Saying that there is something for everyone in this book is not just a title for a book review, it is really an important point. Thats because MS is such a variable disease, so what might work for one person may not mean anything to another. As a result, if you happen to be a person living with MS, it is very easy to feel like no one at all understands you- each experience is so unique. HOWEVER, this book includes many different profiles of individuals at different ages, who have different severities of disease, different lifestyles etc. It covers many different aspects of people living with MS, including the real life negatives and some very inspirational positives. It is relatable if you yourself are living specifically with MS, and probably if you happen to be living with many other chronic illnesses. It does NOT candy-coat the difficulties, especially at various times during the illness. Rather, it presents the individuals who are dealt these life-changing issues and describes their struggles and triumphs, in the ever changing face of MS. The real people described in the book are relatable, helping people living with MS feel validated and understood.
Another important aspects of this book is it really is a reference guide as well, providing practical and easy to use tools to help anyone living with a chronic illness and the anxiety, depression and mood swings that often accompany them. There are several tools to help people evaluate their status and plan strategies to compensate for the effects and loss associated with their condition.
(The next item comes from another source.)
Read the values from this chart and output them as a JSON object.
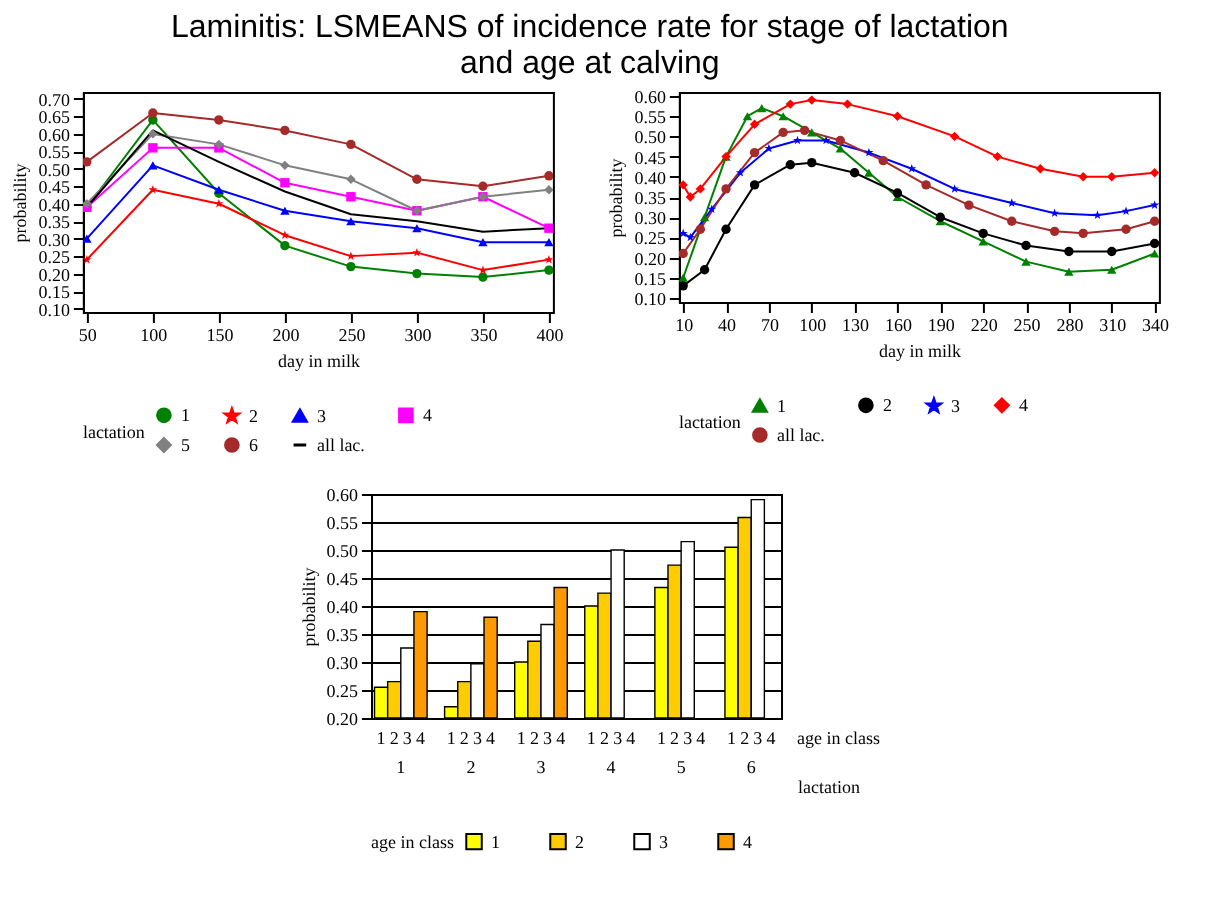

I have found it difficult to explain the cognitive problems I have due to MS...many people think I just forget where I put my keys, and try to be good intentioned by saying they do that too. Even my family and friends sometimes have a hard time understanding my limitations and the resulting frustrations. Dr. Farrell's book is an excellent resource to share with family and friends to help them understand what can be very hard to communicate.
As I slowly hobbled into my first nuerologist's office during my initial MS attack, he asked me "how are you feeling, and I don't mean mentally?" At that moment I knew it would be impossible to find another soul who understood me. I felt alone and almost like a hypochindriac...certainly there were many people with much more advanced MS than me, who were absolutely more worthy of the time and effort of the medical community. It took me a long time to realize that my experience with MS was certainly mine alone, but that did not make me an less entitled to the care and understanding given to other chronically ill patients who just had the rug pulled out from under them. If only I had Dr. Farrell's book back then I might have felt that validation much sooner. The important thing is that we all have this educational, supportive, friendly, conversational and non-judgemental resource now. Thank you Dr. Farrell!